Health officials in B.C. are advising young people to get a flu vaccine after determining that the H1N1 influenza strain, which circulated during the global pandemic in 2009, has returned to become the predominant strain this flu season.

Young children and people with chronic health conditions are especially vulnerable and should get their flu shot now, said Dr. Danuta Skowronski, a flu expert with the BC Centre for Disease Control.

"The H1N1 virus will appear to most people like the regular flu. Most people will recover. But hospitalizations and death are possible and with H1N1 that's most likely for young people with chronic conditions," Skowronski told CBC News.

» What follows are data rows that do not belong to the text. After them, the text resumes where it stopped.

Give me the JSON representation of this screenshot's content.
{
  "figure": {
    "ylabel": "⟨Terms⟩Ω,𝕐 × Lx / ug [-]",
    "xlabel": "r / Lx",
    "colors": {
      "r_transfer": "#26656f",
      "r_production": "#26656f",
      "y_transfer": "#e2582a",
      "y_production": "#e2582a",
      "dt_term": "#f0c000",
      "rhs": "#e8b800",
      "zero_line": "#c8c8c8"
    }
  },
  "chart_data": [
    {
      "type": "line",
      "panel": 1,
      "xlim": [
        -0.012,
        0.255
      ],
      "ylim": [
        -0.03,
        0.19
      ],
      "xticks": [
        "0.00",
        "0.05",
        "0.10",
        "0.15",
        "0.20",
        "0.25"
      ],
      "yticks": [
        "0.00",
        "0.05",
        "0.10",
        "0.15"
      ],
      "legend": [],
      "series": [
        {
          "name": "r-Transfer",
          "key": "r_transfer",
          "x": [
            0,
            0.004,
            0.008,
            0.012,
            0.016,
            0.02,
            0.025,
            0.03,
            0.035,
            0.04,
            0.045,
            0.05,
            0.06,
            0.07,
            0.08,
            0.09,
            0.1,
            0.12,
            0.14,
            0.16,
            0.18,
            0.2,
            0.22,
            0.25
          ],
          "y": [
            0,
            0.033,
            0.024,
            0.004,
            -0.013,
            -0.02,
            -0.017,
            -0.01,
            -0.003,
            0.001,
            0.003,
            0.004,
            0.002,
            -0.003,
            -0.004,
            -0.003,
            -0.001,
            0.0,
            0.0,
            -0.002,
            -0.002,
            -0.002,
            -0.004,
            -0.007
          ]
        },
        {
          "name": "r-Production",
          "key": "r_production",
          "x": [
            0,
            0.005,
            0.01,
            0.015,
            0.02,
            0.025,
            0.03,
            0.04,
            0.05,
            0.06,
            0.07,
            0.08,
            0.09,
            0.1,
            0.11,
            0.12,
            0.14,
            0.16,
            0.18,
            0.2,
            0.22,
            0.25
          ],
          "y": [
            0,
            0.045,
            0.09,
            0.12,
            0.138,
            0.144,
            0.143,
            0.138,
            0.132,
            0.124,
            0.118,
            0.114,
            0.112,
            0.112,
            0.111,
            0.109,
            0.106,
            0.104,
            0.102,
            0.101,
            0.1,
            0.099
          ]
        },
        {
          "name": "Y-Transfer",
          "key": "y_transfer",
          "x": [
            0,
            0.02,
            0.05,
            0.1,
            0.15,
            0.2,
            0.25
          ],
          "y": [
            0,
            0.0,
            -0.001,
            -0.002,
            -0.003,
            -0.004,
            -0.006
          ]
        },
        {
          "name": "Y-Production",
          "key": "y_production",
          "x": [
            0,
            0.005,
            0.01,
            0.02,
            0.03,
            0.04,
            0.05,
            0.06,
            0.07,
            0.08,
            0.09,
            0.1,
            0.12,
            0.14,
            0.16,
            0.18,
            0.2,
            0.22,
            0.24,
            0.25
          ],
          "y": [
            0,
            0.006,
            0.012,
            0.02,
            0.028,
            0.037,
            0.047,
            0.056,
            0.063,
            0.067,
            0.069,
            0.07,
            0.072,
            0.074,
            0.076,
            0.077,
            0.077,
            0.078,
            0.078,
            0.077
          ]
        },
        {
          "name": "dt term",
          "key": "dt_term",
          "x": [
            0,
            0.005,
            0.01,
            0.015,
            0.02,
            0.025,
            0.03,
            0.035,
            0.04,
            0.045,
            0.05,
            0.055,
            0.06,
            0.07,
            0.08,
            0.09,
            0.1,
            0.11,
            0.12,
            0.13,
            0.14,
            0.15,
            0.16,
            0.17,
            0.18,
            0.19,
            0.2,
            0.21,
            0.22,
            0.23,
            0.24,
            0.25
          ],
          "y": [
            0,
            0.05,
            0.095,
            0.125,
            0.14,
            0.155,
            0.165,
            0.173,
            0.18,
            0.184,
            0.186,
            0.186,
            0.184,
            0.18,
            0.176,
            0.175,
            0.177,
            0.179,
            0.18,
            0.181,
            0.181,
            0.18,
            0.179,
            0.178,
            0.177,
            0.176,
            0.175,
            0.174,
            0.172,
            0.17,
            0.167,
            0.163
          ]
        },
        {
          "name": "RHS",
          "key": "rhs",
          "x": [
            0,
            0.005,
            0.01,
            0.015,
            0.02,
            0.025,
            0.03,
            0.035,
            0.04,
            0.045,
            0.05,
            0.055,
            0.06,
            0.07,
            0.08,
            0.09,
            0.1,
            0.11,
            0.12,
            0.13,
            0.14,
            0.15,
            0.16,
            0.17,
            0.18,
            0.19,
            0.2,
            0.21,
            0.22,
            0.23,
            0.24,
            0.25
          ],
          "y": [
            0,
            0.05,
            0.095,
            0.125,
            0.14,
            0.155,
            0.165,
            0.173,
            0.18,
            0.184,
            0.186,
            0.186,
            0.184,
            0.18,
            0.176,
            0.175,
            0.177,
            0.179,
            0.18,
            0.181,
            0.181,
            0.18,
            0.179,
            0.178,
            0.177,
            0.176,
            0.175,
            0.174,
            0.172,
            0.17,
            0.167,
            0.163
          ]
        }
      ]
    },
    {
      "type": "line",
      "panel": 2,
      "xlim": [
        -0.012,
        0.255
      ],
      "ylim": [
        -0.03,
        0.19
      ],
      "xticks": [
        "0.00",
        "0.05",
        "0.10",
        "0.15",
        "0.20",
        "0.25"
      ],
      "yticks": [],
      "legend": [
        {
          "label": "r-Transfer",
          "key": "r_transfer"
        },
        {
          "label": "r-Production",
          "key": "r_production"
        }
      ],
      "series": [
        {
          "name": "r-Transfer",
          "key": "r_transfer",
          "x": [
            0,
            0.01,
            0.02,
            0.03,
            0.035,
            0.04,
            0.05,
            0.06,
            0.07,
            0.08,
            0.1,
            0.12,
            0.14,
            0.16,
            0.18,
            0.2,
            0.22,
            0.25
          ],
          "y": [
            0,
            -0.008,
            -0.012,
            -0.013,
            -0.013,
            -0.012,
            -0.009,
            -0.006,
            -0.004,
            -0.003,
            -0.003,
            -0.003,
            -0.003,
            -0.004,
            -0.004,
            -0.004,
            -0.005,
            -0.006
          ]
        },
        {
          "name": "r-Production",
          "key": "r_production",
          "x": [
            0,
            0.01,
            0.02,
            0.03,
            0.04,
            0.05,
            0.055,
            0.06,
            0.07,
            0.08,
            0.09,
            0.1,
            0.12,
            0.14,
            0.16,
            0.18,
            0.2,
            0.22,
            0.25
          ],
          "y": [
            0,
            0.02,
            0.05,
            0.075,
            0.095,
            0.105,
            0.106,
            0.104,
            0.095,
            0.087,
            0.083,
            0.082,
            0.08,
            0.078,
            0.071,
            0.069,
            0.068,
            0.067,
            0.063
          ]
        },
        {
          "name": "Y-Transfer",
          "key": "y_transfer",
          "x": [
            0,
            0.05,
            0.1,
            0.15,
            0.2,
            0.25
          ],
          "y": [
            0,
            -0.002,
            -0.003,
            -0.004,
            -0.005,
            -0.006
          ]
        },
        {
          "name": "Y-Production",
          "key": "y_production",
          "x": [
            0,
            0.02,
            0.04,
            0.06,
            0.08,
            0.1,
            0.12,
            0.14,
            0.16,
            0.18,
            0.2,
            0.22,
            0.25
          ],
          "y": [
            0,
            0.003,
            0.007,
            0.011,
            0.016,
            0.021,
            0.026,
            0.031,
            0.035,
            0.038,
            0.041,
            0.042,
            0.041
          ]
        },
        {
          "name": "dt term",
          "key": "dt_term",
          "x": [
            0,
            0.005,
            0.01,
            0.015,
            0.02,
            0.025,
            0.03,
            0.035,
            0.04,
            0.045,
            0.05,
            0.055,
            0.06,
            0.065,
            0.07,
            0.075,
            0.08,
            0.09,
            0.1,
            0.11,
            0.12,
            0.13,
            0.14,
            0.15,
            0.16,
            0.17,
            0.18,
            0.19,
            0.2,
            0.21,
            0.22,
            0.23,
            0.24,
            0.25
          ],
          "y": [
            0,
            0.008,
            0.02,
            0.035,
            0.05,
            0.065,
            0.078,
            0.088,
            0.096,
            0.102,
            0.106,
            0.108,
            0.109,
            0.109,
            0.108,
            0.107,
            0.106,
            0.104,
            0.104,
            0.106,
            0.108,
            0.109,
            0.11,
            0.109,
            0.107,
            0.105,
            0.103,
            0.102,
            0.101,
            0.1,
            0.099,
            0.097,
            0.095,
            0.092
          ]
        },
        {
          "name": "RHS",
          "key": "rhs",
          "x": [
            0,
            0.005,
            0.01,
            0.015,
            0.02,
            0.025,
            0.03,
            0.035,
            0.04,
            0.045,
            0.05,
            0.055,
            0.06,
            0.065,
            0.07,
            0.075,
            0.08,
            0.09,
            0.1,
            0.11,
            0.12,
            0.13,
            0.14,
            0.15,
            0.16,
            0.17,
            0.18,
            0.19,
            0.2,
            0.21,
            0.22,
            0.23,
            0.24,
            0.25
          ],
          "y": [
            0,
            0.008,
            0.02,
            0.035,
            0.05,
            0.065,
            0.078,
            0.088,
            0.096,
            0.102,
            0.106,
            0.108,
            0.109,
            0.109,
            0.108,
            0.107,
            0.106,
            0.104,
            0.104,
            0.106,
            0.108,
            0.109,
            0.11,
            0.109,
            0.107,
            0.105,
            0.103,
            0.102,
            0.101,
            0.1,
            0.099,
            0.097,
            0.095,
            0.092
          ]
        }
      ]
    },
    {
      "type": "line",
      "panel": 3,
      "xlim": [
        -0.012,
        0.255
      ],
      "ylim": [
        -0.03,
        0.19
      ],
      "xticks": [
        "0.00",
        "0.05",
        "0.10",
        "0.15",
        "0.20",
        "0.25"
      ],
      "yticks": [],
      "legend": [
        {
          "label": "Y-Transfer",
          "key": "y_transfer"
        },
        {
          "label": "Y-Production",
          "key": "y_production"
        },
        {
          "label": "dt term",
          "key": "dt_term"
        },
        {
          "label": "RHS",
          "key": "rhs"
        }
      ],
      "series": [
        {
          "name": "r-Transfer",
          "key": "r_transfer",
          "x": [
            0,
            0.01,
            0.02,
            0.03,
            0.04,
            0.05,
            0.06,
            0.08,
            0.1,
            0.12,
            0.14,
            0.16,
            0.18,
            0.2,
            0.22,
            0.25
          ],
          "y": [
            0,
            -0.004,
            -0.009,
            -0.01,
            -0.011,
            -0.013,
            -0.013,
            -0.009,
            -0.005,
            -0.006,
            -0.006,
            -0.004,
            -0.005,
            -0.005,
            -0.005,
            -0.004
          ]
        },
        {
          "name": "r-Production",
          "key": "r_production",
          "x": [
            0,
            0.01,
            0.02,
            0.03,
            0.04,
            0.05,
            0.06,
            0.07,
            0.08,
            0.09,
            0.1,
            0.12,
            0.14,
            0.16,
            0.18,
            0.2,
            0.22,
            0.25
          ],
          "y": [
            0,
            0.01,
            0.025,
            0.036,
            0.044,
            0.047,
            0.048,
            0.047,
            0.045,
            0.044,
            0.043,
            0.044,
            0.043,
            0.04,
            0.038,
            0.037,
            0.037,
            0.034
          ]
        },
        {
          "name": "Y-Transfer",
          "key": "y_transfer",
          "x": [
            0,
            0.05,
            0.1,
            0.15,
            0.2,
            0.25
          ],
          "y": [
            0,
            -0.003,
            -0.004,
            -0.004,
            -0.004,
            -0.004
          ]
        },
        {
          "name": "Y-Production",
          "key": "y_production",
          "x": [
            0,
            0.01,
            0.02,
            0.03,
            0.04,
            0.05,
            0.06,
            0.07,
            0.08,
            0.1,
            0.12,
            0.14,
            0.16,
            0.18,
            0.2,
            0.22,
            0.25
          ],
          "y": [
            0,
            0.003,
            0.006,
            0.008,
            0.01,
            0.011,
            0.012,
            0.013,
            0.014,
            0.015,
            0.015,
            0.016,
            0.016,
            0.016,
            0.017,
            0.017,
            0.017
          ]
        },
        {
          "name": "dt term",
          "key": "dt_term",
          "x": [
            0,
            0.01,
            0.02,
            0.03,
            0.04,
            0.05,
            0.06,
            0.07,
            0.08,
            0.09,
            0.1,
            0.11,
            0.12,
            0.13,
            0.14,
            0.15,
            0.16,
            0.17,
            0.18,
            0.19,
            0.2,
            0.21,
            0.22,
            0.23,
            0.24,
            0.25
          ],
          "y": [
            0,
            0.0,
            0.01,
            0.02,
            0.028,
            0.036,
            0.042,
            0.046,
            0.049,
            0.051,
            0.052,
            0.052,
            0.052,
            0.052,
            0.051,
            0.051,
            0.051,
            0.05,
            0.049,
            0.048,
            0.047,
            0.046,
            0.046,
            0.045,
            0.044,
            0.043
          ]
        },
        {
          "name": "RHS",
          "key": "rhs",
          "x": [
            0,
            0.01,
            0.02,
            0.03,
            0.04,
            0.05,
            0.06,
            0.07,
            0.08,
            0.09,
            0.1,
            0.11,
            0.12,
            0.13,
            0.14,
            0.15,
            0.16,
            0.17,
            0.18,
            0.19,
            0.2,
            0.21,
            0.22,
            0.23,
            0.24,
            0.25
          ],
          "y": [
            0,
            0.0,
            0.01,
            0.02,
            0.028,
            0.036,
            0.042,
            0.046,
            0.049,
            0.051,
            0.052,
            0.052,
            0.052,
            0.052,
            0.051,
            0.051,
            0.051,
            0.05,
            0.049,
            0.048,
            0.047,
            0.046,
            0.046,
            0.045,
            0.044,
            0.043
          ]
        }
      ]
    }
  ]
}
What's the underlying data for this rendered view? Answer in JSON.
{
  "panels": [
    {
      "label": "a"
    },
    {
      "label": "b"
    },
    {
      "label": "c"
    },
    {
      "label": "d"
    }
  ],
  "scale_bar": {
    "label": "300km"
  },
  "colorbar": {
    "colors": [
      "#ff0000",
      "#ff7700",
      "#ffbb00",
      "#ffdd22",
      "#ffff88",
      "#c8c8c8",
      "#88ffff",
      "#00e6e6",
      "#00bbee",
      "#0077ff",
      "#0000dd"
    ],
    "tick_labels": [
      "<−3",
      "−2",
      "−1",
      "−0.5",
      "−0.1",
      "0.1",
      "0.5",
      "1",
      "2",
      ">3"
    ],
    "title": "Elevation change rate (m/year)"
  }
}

Skowronski says H1N1 was a "minor player" in flu strains over the last several years, but this year it has made a comeback.

Public health officials say they aren't expecting the same kind of reaction to the flu strain because people have developed a level of immunity since 2009. In B.C., officials estimate about half the population has some protection.

Skowronski says this year's flu vaccine does offer protection against the H1N1 strain. She says it's too soon to quantify the effectiveness of the vaccine, though she expects it will be similar to last year's 60 per cent effectiveness, which is average.

Skowronski says the virus is constantly changing so doctors will continue to monitor how the virus is changing as they plan a vaccine for next year.

"This virus is in its fifth year of circulation, so we should expect mutations," she said.